Die Excel-Registerkarte "Formeln" im Menüband
  • Funktionssyntax in Excel

    Das folgende Beispiel, in dem mit der Funktion RUNDEN die Zahl in Zelle A10 abgerundet wird, zeigt die Syntax einer Funktion.

    Struktur einer Funktion

    1. Struktur. Die Struktur einer Funktion beginnt mit einem Gleichheitszeichen (=) gefolgt von dem Funktionsnamen, einer öffnenden Klammer, den durch Semikola getrennten Argumenten der Funktion und einer schließenden Klammer.

    2. Funktionsname. Um eine Liste der verfügbaren Funktionen zu erhalten, klicken Sie auf eine Zelle, und drücken Sie UMSCHALT+F3. Dadurch wird das Dialogfeld Funktion einfügen geöffnet.

    Excel-Formeln – Dialogfeld "Funktion einfügen"

    3. Argumente. Argumente können Zahlen, Text, logische Werte wie WAHR oder FALSCH, Matrizen, Fehlerwerte wie #NV oder Zellbezüge sein. Das Argument, das Sie benennen, muss einen für dieses Argument gültigen Wert ergeben. Argumente können auch Konstanten, Formeln oder andere Funktionen sein.

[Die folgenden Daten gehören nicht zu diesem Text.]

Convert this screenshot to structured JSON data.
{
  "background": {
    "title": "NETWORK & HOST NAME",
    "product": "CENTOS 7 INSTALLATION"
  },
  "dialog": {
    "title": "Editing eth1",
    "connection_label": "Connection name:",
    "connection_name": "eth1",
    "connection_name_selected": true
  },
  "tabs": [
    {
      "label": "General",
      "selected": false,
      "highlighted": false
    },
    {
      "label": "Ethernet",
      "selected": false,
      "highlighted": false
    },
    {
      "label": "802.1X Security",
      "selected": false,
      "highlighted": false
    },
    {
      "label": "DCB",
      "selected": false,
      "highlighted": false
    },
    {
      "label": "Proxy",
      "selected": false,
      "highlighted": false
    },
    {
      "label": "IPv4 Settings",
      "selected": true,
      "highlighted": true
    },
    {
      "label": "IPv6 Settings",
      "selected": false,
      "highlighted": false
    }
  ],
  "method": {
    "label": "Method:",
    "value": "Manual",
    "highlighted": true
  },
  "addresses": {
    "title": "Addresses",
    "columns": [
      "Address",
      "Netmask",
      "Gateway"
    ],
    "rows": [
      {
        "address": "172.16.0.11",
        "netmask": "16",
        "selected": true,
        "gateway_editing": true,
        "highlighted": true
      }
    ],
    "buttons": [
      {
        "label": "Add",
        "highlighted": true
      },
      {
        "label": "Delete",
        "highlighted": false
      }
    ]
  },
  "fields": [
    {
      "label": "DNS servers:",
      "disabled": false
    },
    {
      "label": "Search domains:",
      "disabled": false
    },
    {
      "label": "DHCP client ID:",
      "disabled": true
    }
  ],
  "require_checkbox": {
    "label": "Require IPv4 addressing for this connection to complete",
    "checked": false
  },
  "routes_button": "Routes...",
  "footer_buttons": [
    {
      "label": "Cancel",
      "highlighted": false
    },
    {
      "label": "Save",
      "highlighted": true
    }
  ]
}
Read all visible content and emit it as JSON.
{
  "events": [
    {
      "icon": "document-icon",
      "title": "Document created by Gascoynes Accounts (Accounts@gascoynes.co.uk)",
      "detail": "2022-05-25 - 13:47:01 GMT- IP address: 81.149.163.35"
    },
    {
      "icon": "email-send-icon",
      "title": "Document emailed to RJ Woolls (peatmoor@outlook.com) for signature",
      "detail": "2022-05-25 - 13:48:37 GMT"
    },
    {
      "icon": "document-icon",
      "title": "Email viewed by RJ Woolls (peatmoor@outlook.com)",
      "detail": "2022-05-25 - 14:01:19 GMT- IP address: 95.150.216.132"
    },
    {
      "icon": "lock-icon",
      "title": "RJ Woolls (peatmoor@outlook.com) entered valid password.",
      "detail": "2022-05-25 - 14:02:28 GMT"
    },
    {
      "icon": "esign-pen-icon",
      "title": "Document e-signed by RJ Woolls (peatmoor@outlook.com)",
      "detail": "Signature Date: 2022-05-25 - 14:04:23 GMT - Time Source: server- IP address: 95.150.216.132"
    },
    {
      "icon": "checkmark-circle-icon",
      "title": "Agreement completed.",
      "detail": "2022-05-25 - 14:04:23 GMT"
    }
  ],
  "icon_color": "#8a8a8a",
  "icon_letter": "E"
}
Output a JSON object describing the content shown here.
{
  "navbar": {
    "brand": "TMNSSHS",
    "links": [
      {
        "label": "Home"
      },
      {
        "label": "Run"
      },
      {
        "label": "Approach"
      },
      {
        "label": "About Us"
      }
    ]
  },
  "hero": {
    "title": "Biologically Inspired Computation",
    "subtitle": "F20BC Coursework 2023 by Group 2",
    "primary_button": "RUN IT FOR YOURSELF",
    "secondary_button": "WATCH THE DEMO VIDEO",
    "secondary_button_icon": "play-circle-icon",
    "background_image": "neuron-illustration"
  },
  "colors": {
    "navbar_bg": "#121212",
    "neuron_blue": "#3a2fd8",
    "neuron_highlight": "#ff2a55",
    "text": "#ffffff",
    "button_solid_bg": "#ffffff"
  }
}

    4. Argument-QuickInfo. Während Sie die Funktion eingeben, wird eine QuickInfo mit der Syntax und den Argumenten eingeblendet. Wenn Sie beispielsweise =RUNDEN( eingeben, wird die QuickInfo angezeigt. QuickInfos werden nur für integrierte Funktionen angezeigt.

    Hinweis: Sie brauchen Funktionen nicht in Großbuchstaben einzugeben (z. B. =RUNDEN), da Excel automatisch den Namen der Funktion in Großschreibung umwandelt, sobald Sie die EINGABETASTE drücken. Wenn Sie den Namen einer Funktion falsch schreiben, z. B. =SUME(A1:A10) anstelle von = SUMME(A1:A10), gibt Excel den Fehler #NAME? zurück.

  • Eingeben von Excel-Funktionen

    Wenn Sie eine Formel erstellen, die eine Funktion enthält, können Sie das Dialogfeld Funktion einfügen verwenden, das die Eingabe von Arbeitsblattformeln erleichtert. Wenn Sie im Dialogfeld Funktion einfügen eine Funktion auswählen, wird in Excel ein Funktions-Assistent gestartet, der den Namen der Funktion, alle zugehörigen Argumente, eine Beschreibung der Funktion und der einzelnen Argumente, das aktuelle Ergebnis der Funktion und das aktuelle Ergebnis der gesamten Formel enthält.

    Funktions-Assistent in Excel

    Wenn Sie das Erstellen und Bearbeiten von Formeln erleichtern und das Risiko von Eingabe- und Syntaxfehlern minimieren möchten, verwenden Sie AutoVervollständigen für Formeln. Nachdem Sie ein = (Gleichheitszeichen) und die Anfangsbuchstaben einer Funktion eingegeben haben, zeigt Excel eine dynamische Dropdownliste mit gültigen Funktionen, Argumenten und Namen an, die den Buchstaben entsprechen. Sie können dann ein Element aus der Dropdownliste auswählen, und Excel fügt es in die Formel ein.

    Excel-Funktion "AutoVervollständigen für Formeln"

  • Verschachteln von Excel-Funktionen

    In bestimmten Fällen müssen Sie möglicherweise eine Funktion als eines der Argumente einer anderen Funktion verwenden. In der folgenden Formel wird beispielsweise die verschachtelte Funktion MITTELWERT verwendet und anschließend das Ergebnis mit dem Wert 50 verglichen.

    Verschachtelte Funktionen

    1. Die Funktionen MITTELWERT und SUMME werden in der Funktion WENN verschachtelt.

    Gültige Rückgabewerte    Wenn eine verschachtelte Funktion als Argument verwendet wird, muss die verschachtelte Funktion den gleichen Werttyp wie das Argument zurückgeben. Wenn das Argument z  B. WAHR oder FALSCH zurückgibt, muss die verschachtelte Funktion ebenfalls einen Wert vom Typ WAHR oder FALSCH zurückgeben. Wenn dies nicht der Fall ist, zeigt Excel den Fehlerwert #WERT! an.

    Grenzen von Verschachtelungsebenen    Eine Formel kann bis zu sieben Ebenen verschachtelter Funktionen umfassen. Wenn eine Funktion (z. B. Funktion B) als Argument in einer anderen Funktion (z. B. Funktion A) verwendet wird, ist Funktion B eine Funktion zweiter Ebene. Beispielsweise sind die beiden Funktionen MITTELWERT und SUMME Funktionen der zweiten Ebene, wenn sie als Argumente der Funktion WENN verwendet werden. Eine verschachtelte Funktion innerhalb der verschachtelten Funktion MITTELWERT ist dann eine Funktion dritter Ebene usw.